Saute chopped mushrooms briefly. Make a light color roux with butter and flour, add stock. Simmer a few minutes until thickened and raw flour taste gone. Add cream. Much better.

stupid nigger.

Wtf?

Thanks for the explanation and the tips. I'll give it a go and that clears things up a lot.

america was a mistake foodwise

Only in the 20th Century.

>Good recipes don't come from corporate test kitchens.
Are you joking or are you really a moron hipster in the kitchen?

Not joking at all. Good recipes get passed down from generations of grandmothers or are created when a talented cook has a moment of inspiration. Corporate test kitchens give us cake mixes, green bean casserole, queso dip made out of Velveeta nd Ro-Tel and fucking Chex Mix. I'm old enough to remember the horrors of 1970's Good Housekeeping recipes because my mother made them whenever she wanted to "try something different". They were awful.

I'm not the person you're replying to, but I fucking agree.

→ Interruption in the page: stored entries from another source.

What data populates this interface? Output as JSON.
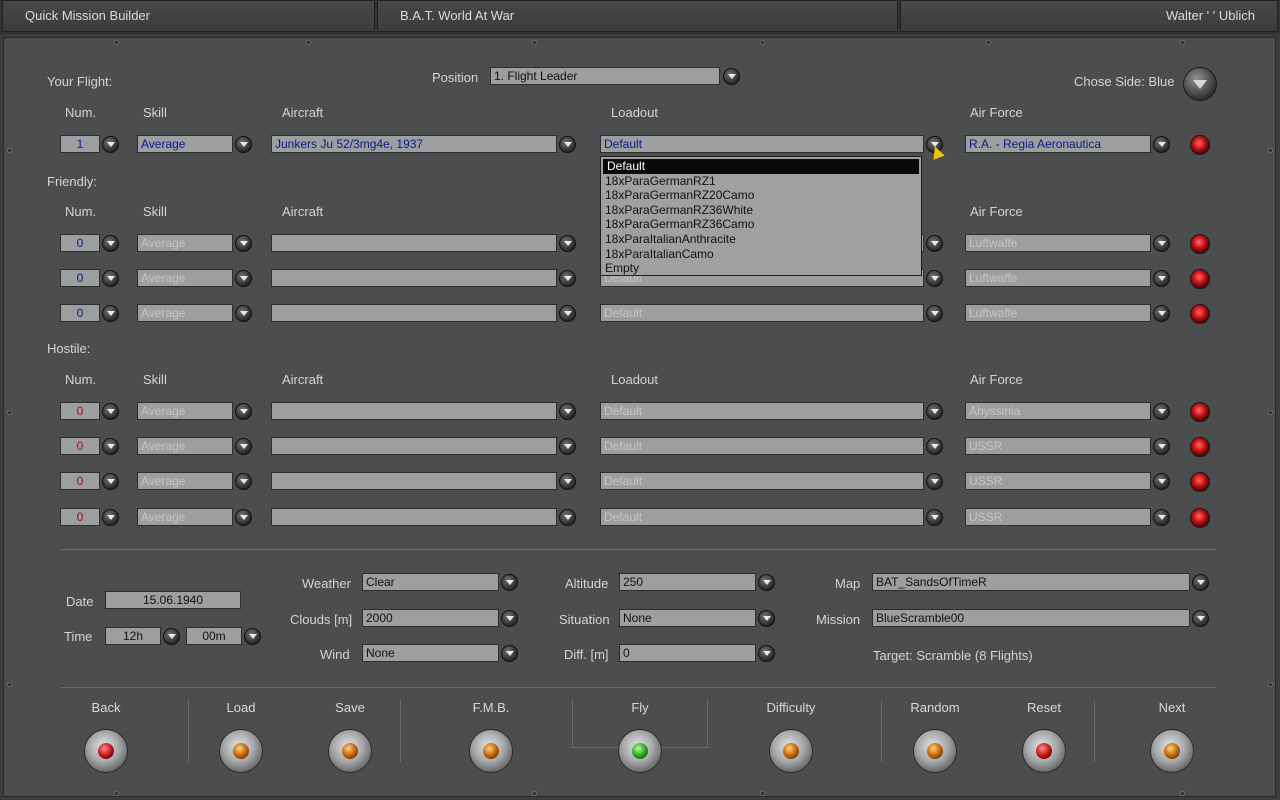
{
  "titlebar": {
    "left": "Quick Mission Builder",
    "center": "B.A.T. World At War",
    "right": "Walter ' ' Ublich"
  },
  "your_flight": {
    "label": "Your Flight:",
    "position_label": "Position",
    "position_value": "1. Flight Leader",
    "side_label": "Chose Side: Blue",
    "headers": {
      "num": "Num.",
      "skill": "Skill",
      "aircraft": "Aircraft",
      "loadout": "Loadout",
      "airforce": "Air Force"
    },
    "row": {
      "num": "1",
      "skill": "Average",
      "aircraft": "Junkers Ju 52/3mg4e, 1937",
      "loadout": "Default",
      "airforce": "R.A. - Regia Aeronautica"
    }
  },
  "loadout_dropdown": {
    "options": [
      "Default",
      "18xParaGermanRZ1",
      "18xParaGermanRZ20Camo",
      "18xParaGermanRZ36White",
      "18xParaGermanRZ36Camo",
      "18xParaItalianAnthracite",
      "18xParaItalianCamo",
      "Empty"
    ],
    "selected": "Default"
  },
  "friendly": {
    "label": "Friendly:",
    "headers": {
      "num": "Num.",
      "skill": "Skill",
      "aircraft": "Aircraft",
      "airforce": "Air Force"
    },
    "rows": [
      {
        "num": "0",
        "skill": "Average",
        "aircraft": "",
        "loadout": "",
        "airforce": "Luftwaffe"
      },
      {
        "num": "0",
        "skill": "Average",
        "aircraft": "",
        "loadout": "Default",
        "airforce": "Luftwaffe"
      },
      {
        "num": "0",
        "skill": "Average",
        "aircraft": "",
        "loadout": "Default",
        "airforce": "Luftwaffe"
      }
    ]
  },
  "hostile": {
    "label": "Hostile:",
    "headers": {
      "num": "Num.",
      "skill": "Skill",
      "aircraft": "Aircraft",
      "loadout": "Loadout",
      "airforce": "Air Force"
    },
    "rows": [
      {
        "num": "0",
        "skill": "Average",
        "aircraft": "",
        "loadout": "Default",
        "airforce": "Abyssinia"
      },
      {
        "num": "0",
        "skill": "Average",
        "aircraft": "",
        "loadout": "Default",
        "airforce": "USSR"
      },
      {
        "num": "0",
        "skill": "Average",
        "aircraft": "",
        "loadout": "Default",
        "airforce": "USSR"
      },
      {
        "num": "0",
        "skill": "Average",
        "aircraft": "",
        "loadout": "Default",
        "airforce": "USSR"
      }
    ]
  },
  "settings": {
    "date_label": "Date",
    "date_value": "15.06.1940",
    "time_label": "Time",
    "time_hour": "12h",
    "time_min": "00m",
    "weather_label": "Weather",
    "weather_value": "Clear",
    "clouds_label": "Clouds [m]",
    "clouds_value": "2000",
    "wind_label": "Wind",
    "wind_value": "None",
    "altitude_label": "Altitude",
    "altitude_value": "250",
    "situation_label": "Situation",
    "situation_value": "None",
    "diff_label": "Diff. [m]",
    "diff_value": "0",
    "map_label": "Map",
    "map_value": "BAT_SandsOfTimeR",
    "mission_label": "Mission",
    "mission_value": "BlueScramble00",
    "target_text": "Target: Scramble (8 Flights)"
  },
  "buttons": {
    "back": "Back",
    "load": "Load",
    "save": "Save",
    "fmb": "F.M.B.",
    "fly": "Fly",
    "difficulty": "Difficulty",
    "random": "Random",
    "reset": "Reset",
    "next": "Next"
  },
  "colors": {
    "value_blue": "#0f1a8a",
    "hostile_red": "#a01010",
    "panel": "#4b4d4f",
    "lamp_green": "#1f9a18"
  }
}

A good recipe will call for fresh ingredients, not stuff out of a can, box mix, etc.

fuck you

Are you actually upset over med-20th Century American foodgore?

yeah, why?

Why are you doing this?

how about you suck my fucking dick/

Looks like /b/ is leaking.

like the best part of you leaked out of your moms vag. hahahhahha

>use basic ingredients instead of chemical laden, lab derived "food style products."
>you're a hipster numale, SJW antifa.

Sure is summer at Veeky Forums recently.

Is he saying that not cooking like a 1960's American housewife makes you a hipster? And he's mad about it? What a tard.

What kind of idiot actually cries about "chemicals"?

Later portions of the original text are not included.